Entertaining and engaging is/are the standard(s) for everyone, obviously. It may be, of course, that people who have seen a lot of movies are actively impressed by a smaller percentage of them than those who haven't — which is true with any form of human endeavor. But the question of whether or not I like a movie is separate from whether or not I enjoy movies I like, if that makes any sense.

Digression over. 😀

Back to the Point (finally):

What does this all have to do with Prague, you say?

Nothing, really. I just found myself thinking how surprising it might be to some people that the four or five young men in our small apartment on Geddes road in Ann Arbor during college, though in all apparent ways fairly sterotypical in their “guyness” — straight, white, hormonal, and athletic, who loved playing, watching, and talking about sports pretty much all the time — also made a point of seeing John Sayles’ Brother from Another Planet and Spike Lee’s She’s Gottta Have It when they came out on VHS, and saw Lee’s School Daze, John Singleton’s Boyz in the Hood, and Kid 'n Play's House Party in the cinema when they came out, both times clearly being in the minority in the movie theaters at the time. (An experience I had, even more pronounced, when I was one of maybe five white Americans in an otherwise all-Black Boston screening room when Juice came out several years later). The idea that those movies were "not for us" never entered into our mind.

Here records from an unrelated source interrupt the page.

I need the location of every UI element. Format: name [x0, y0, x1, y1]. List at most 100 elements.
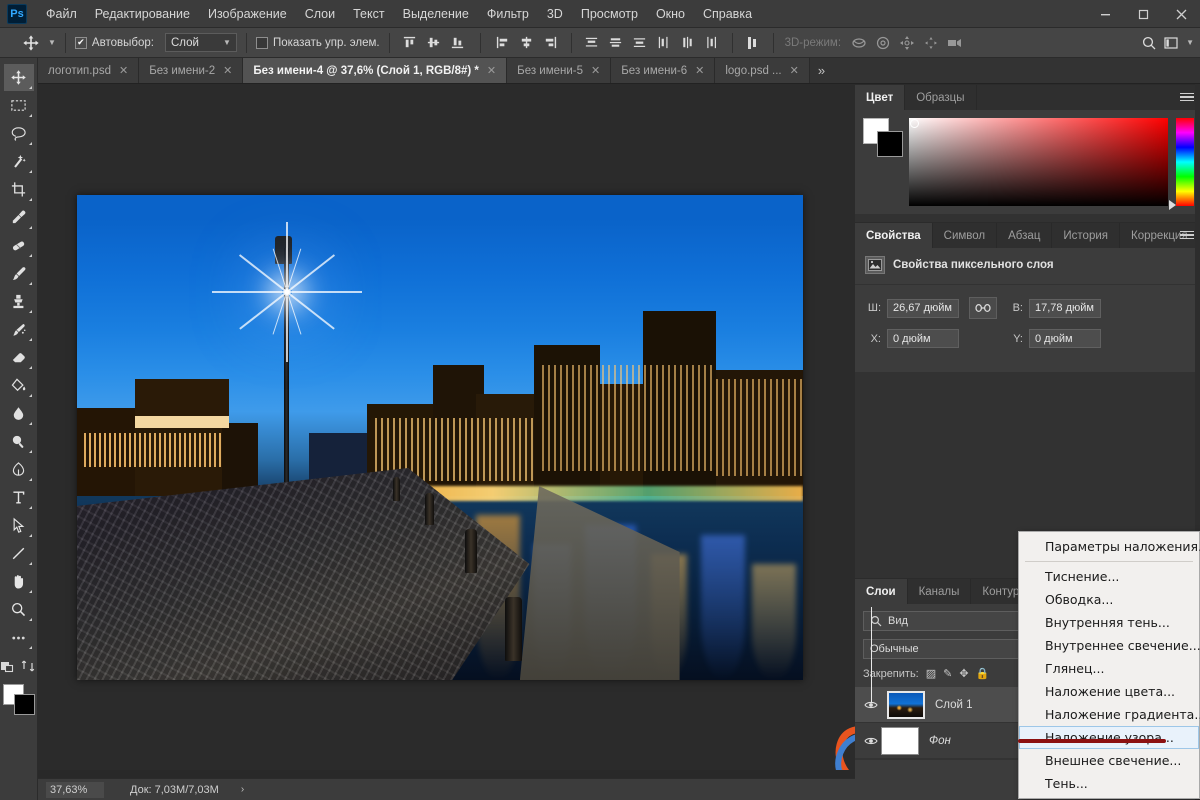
tool-preset-caret-icon[interactable]: ▼ — [48, 38, 56, 47]
rotate-3d-icon[interactable] — [847, 32, 871, 54]
menu-item-outer-glow[interactable]: Внешнее свечение... — [1019, 749, 1199, 772]
document-canvas[interactable] — [77, 195, 803, 680]
lasso-tool[interactable] — [4, 120, 34, 147]
menu-help[interactable]: Справка — [694, 3, 761, 25]
slide-3d-icon[interactable] — [919, 32, 943, 54]
crop-tool[interactable] — [4, 176, 34, 203]
menu-image[interactable]: Изображение — [199, 3, 296, 25]
menu-item-gradient-overlay[interactable]: Наложение градиента... — [1019, 703, 1200, 726]
dodge-tool[interactable] — [4, 428, 34, 455]
blur-tool[interactable] — [4, 400, 34, 427]
maximize-button[interactable] — [1124, 0, 1162, 28]
lock-position-icon[interactable]: ✥ — [959, 667, 968, 680]
search-icon[interactable] — [1138, 32, 1160, 54]
hand-tool[interactable] — [4, 568, 34, 595]
auto-align-layers-icon[interactable] — [742, 32, 764, 54]
brush-tool[interactable] — [4, 260, 34, 287]
width-input[interactable]: 26,67 дюйм — [887, 298, 959, 318]
menu-select[interactable]: Выделение — [394, 3, 478, 25]
autoselect-scope-select[interactable]: Слой ▼ — [164, 33, 237, 52]
roll-3d-icon[interactable] — [871, 32, 895, 54]
close-icon[interactable]: ✕ — [487, 64, 496, 77]
background-color-swatch[interactable] — [13, 694, 35, 715]
menu-filter[interactable]: Фильтр — [478, 3, 538, 25]
canvas-area[interactable]: WAMOTVET Про компьютеры, программы ... — [38, 84, 855, 770]
y-input[interactable]: 0 дюйм — [1029, 329, 1101, 348]
close-icon[interactable]: ✕ — [591, 64, 600, 77]
zoom-level-field[interactable]: 37,63% — [46, 781, 104, 798]
align-left-edges-icon[interactable] — [492, 32, 514, 54]
menu-item-stroke[interactable]: Обводка... — [1019, 588, 1199, 611]
document-tab[interactable]: Без имени-2 ✕ — [139, 58, 244, 83]
lock-all-icon[interactable]: 🔒 — [976, 667, 990, 680]
distribute-vertical-center-icon[interactable] — [605, 32, 627, 54]
background-color-swatch[interactable] — [877, 131, 903, 157]
pan-3d-icon[interactable] — [895, 32, 919, 54]
close-button[interactable] — [1162, 0, 1200, 28]
distribute-left-icon[interactable] — [653, 32, 675, 54]
move-tool[interactable] — [3, 64, 34, 91]
distribute-top-icon[interactable] — [581, 32, 603, 54]
tab-properties[interactable]: Свойства — [855, 223, 933, 248]
menu-item-bevel-emboss[interactable]: Тиснение... — [1019, 565, 1199, 588]
menu-item-color-overlay[interactable]: Наложение цвета... — [1019, 680, 1199, 703]
layer-thumbnail[interactable] — [881, 726, 919, 755]
panel-menu-icon[interactable] — [1180, 228, 1194, 242]
document-tab[interactable]: logo.psd ... ✕ — [715, 58, 810, 83]
menu-edit[interactable]: Редактирование — [86, 3, 199, 25]
align-top-edges-icon[interactable] — [399, 32, 421, 54]
color-field[interactable] — [909, 118, 1168, 206]
tab-overflow-icon[interactable]: » — [810, 58, 833, 83]
magic-wand-tool[interactable] — [4, 148, 34, 175]
tab-character[interactable]: Символ — [933, 223, 998, 248]
menu-item-inner-shadow[interactable]: Внутренняя тень... — [1019, 611, 1199, 634]
tab-color[interactable]: Цвет — [855, 85, 906, 110]
panel-menu-icon[interactable] — [1180, 90, 1194, 104]
menu-item-blending-options[interactable]: Параметры наложения... — [1019, 535, 1200, 558]
menu-text[interactable]: Текст — [344, 3, 393, 25]
menu-layers[interactable]: Слои — [296, 3, 344, 25]
menu-file[interactable]: Файл — [37, 3, 86, 25]
distribute-right-icon[interactable] — [701, 32, 723, 54]
align-vertical-centers-icon[interactable] — [423, 32, 445, 54]
close-icon[interactable]: ✕ — [223, 64, 232, 77]
distribute-bottom-icon[interactable] — [629, 32, 651, 54]
history-brush-tool[interactable] — [4, 316, 34, 343]
menu-item-drop-shadow[interactable]: Тень... — [1019, 772, 1199, 795]
layer-visibility-icon[interactable] — [861, 736, 881, 746]
autoselect-checkbox[interactable]: ✔ — [74, 36, 87, 49]
tab-history[interactable]: История — [1052, 223, 1121, 248]
menu-item-satin[interactable]: Глянец... — [1019, 657, 1199, 680]
tab-swatches[interactable]: Образцы — [905, 85, 977, 110]
close-icon[interactable]: ✕ — [119, 64, 128, 77]
screen-mode-icon[interactable] — [21, 659, 37, 678]
menu-item-inner-glow[interactable]: Внутреннее свечение... — [1019, 634, 1200, 657]
pen-tool[interactable] — [4, 456, 34, 483]
camera-3d-icon[interactable] — [943, 32, 967, 54]
type-tool[interactable] — [4, 484, 34, 511]
healing-brush-tool[interactable] — [4, 232, 34, 259]
lock-transparent-pixels-icon[interactable]: ▨ — [926, 667, 936, 680]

Eh. I don’t claim we were unique, or in any way revolutionary. I just found myself struck, last week, at the unlikeliness of us four young, white, Michigan-football-loving, middle-class Midwestern men knowing who Mars Blackmon was and quoting him to each other years before most of America was introduced to him. And proud of us for it.

I guess all this boils down to: We were fairly traditional and boring, back then. But knuckleheads we were not.